A group of over 300 protesting demonstrators attempted to storm City Hall’s Human Development Ministry in Villa Lugano on Thursday morning but the ministry’s staff repulsed the assault and were later reinforced by the Metropolitan Police. One man was arrested during the incidents. The mostly female demonstrators were reportedly protesting cuts in the funding of a textile co-operative. The Ministry afterwards professed its openness to dialogue with all social organisations.



Mercedes “Porota” Colás de Meroño, 95, vice-president of the Mothers of Plaza de Mayo, died on Wednesday. Her daughter Alicia Meroño was abducted on January 5, 1978, and remains missing to this day. Porota’s anarchist father José María Colás was executed by the forces of Francisco Franco at the start of the Spanish Civil War (1936-39), whereupon she returned with her family to her native Argentina. 

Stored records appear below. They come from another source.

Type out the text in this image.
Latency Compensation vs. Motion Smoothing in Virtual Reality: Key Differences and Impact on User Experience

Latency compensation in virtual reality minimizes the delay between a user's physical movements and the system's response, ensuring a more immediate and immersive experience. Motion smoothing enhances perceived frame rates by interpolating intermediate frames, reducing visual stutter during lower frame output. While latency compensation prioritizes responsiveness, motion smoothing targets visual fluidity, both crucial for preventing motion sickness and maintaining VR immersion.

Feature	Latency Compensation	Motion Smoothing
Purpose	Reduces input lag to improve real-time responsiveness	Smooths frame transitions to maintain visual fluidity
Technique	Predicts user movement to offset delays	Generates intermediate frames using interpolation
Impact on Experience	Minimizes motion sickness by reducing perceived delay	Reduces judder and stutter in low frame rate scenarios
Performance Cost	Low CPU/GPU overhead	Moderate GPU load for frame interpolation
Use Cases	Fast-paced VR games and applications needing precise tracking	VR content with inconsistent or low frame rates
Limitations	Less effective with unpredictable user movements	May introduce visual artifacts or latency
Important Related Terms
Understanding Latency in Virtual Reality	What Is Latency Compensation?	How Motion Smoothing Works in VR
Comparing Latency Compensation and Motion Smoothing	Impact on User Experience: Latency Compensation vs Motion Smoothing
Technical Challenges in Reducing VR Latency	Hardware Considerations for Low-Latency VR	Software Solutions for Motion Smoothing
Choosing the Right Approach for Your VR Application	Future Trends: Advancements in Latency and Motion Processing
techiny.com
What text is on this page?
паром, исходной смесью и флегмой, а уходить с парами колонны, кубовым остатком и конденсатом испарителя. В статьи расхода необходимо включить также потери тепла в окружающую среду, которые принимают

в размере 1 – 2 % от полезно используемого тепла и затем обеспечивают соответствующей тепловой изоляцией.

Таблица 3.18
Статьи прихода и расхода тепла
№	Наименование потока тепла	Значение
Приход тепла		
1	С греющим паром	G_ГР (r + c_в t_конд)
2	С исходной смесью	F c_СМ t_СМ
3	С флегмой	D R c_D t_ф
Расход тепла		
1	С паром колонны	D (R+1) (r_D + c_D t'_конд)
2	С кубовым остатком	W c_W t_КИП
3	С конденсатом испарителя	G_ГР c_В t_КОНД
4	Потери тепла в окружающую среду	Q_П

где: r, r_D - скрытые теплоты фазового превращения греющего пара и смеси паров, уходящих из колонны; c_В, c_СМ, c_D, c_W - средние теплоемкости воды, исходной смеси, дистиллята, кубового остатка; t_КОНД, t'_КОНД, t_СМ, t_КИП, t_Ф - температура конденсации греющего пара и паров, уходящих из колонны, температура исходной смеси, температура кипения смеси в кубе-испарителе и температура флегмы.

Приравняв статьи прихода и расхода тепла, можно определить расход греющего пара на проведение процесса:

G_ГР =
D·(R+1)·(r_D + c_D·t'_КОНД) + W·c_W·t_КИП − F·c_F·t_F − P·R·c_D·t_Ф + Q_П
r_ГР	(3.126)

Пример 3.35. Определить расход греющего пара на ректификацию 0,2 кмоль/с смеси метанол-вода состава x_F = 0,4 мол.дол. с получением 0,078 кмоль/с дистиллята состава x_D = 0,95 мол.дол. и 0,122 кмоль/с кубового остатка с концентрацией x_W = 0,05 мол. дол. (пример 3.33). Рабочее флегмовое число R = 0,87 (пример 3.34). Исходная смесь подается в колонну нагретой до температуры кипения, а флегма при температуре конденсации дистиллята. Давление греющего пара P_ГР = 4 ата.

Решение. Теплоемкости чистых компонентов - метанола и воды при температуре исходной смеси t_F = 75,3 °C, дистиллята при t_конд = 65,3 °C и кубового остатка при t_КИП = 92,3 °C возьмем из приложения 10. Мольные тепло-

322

The domain of was briefly usurped by internaut Nicolás Kuroña on Wednesday when Google Argentina forgot to renew it, thus briefly paralysing the search engine nationwide.    



Journalist Marcelo Longobardi started a tempest in a teapot on Tuesday morning when he told his colleague Jorge Lanata on Tuesday morning: “We’re going to have to reset Argentina in a more authoritarian format,” being promptly denounced by Frente de Todos City legislator Victoria Montenegro, who accused him of “jumping on structural poverty to short-circuit democracy.” Longobardi explained that he was seeking to combat, not defend authoritarian tendencies, which he also saw as worldwide, not just in Argentina, especially since Donald Trump reached the United States presidency.   



Perhaps not on a par with the Great Exhibition of 1851 at the Crystal Palace in Hyde Park but the Great British Expo virtually showcasing British products, services and culture had already drawn over 10,000 visits in midweek. Running all last week through to 6am this morning the platform simulated a tour of the British Embassy residence where over 70 stands provide information on tourism, education (including how to apply for a Chevening scholarship), the struggle against climate change with this year’s global summit hosted by Glasgow and the profound Anglo-Argentine links among other themes. Outgoing British Ambassador Mark Kent highlighted the Great Theatre among the exhibition’s attractions.